Sunday, May 18, 2008

Sweetie

I finally saw the clip in which Obama called the female reporter by this term of endearment. A bit of vox populi followed. People from Leeds and Sheffield asked what the fuss was all about. "Everyone round her gets called 'Luv' or 'Chuck'" was the response. An obviously older woman pleaded, "I wish someone would call me 'Sweetie'". In our local market the stall holders call all women whatever their age 'Darling' and all men 'Mate'. In Glasgow you are likely to be called 'Jimmy' whatever your gender and I have noticed that young people tend to talk about each other as 'Guys' whether they are male or female.

Now I can see how such terms of address can be deliberately offensive. For a black man to be addressed as "Boy" is clearly a retrograde reference, and my wife would not take "Babe" even from me (I think she remember a pig of that name). Feminists were right to take umbrage at being thought of as air-heads, fit for nothing but kitchen and bedroom duties.

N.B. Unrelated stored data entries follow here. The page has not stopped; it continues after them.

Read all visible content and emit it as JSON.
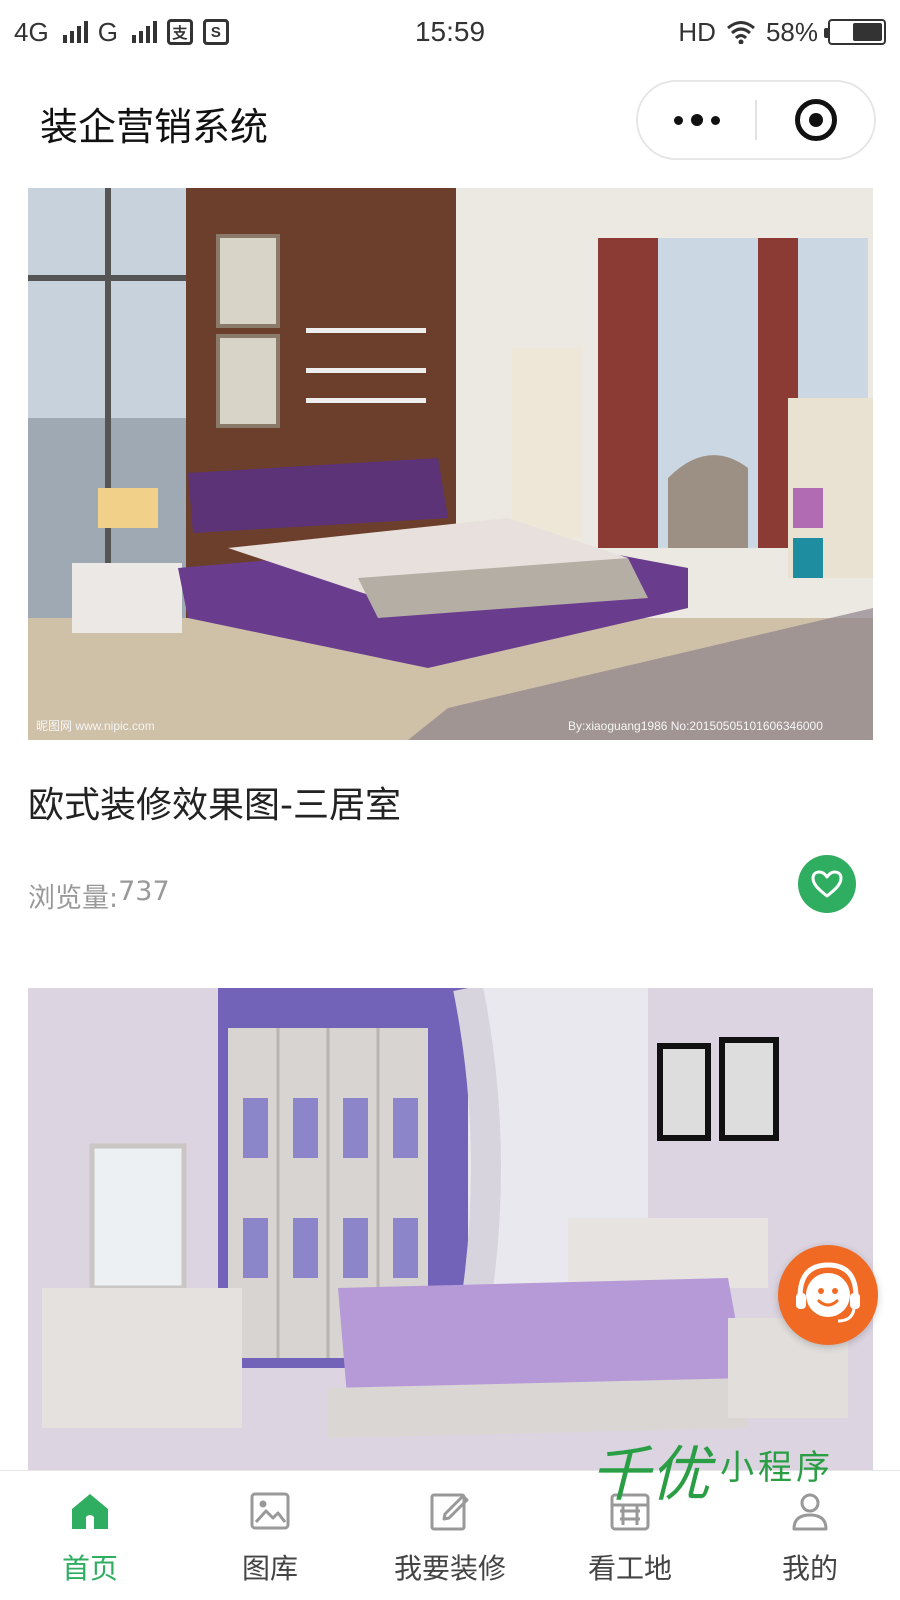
{
  "status_bar": {
    "network_1": "4G",
    "network_2": "G",
    "badge_1": "支",
    "badge_2": "S",
    "time": "15:59",
    "hd": "HD",
    "battery": "58%",
    "battery_level": 0.58
  },
  "nav": {
    "title": "装企营销系统"
  },
  "feed": [
    {
      "title": "欧式装修效果图-三居室",
      "views_label": "浏览量:",
      "views": "737",
      "image_watermark_left": "昵图网 www.nipic.com",
      "image_watermark_right": "By:xiaoguang1986 No:20150505101606346000"
    },
    {
      "title": "",
      "views_label": "",
      "views": ""
    }
  ],
  "watermark": {
    "big": "千优",
    "small": "小程序"
  },
  "tabs": [
    {
      "label": "首页",
      "icon": "home-icon",
      "active": true
    },
    {
      "label": "图库",
      "icon": "gallery-icon",
      "active": false
    },
    {
      "label": "我要装修",
      "icon": "edit-icon",
      "active": false
    },
    {
      "label": "看工地",
      "icon": "construction-icon",
      "active": false
    },
    {
      "label": "我的",
      "icon": "user-icon",
      "active": false
    }
  ],
  "colors": {
    "accent": "#2fae61",
    "service": "#f06a23",
    "tab_inactive": "#444444"
  }
}
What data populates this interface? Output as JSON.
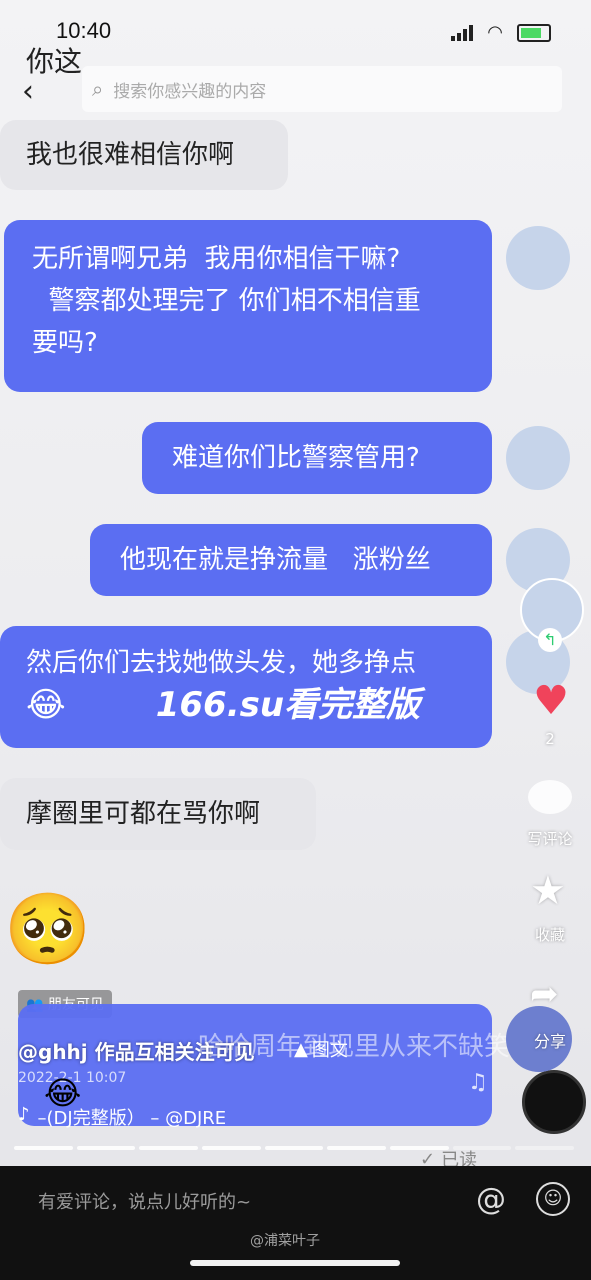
{
  "status": {
    "time": "10:40"
  },
  "header": {
    "title": "你这",
    "search_placeholder": "搜索你感兴趣的内容"
  },
  "messages": [
    {
      "text": "我也很难相信你啊"
    },
    {
      "lines": [
        "无所谓啊兄弟  我用你相信干嘛?",
        "  警察都处理完了 你们相不相信重",
        "要吗?"
      ]
    },
    {
      "text": "难道你们比警察管用?"
    },
    {
      "text": "他现在就是挣流量   涨粉丝"
    },
    {
      "text": "然后你们去找她做头发，她多挣点"
    },
    {
      "text": "摩圈里可都在骂你啊"
    }
  ],
  "watermark": "166.su看完整版",
  "overlay": {
    "friends_label": "朋友可见",
    "author_line": "@ghhj 作品互相关注可见",
    "text_badge": "图文",
    "caption_text": "哈哈周年到现里从来不缺笑话",
    "date": "2022-2-1 10:07",
    "music": "–(DJ完整版） – @DJRE"
  },
  "sidebar": {
    "like_count": "2",
    "comment_label": "写评论",
    "favorite_label": "收藏",
    "share_label": "分享"
  },
  "read_status": "已读",
  "comment_placeholder": "有爱评论，说点儿好听的~",
  "weibo_watermark": "@浦菜叶子",
  "colors": {
    "bubble_blue": "#5b6ef2",
    "like_red": "#f0435b"
  }
}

That being said I find nothing offensive in Obama's 'Sweetie' and bizarre that he should find it necessary to issue a public apology. If anything the reporter was rude in shouting out a question as he was touring a factory. But then America is an alien country and in alien civilizations they do things that other societies find strange. I remember a BBC documentary which portrayed men from Papua New Guinea walking around wearing nothing but enormous cones affixed to their private members.

On my first visit to the United States I was taken aside by a former mentor and reminded of Churchill's dictum "two countries divided by a common language". In a lift (elevator) he gave me a list of unmentionables. I can only remember one. He told me to say 'eraser' rather than 'rubber', which means something quite different.

However, I got into trouble in my talk by mentioning 'a young girlie of 35', and was harangued by a female in her twenties who seemed to lack both what is demanded of a host towards a guest and an appreciation of cultural differences.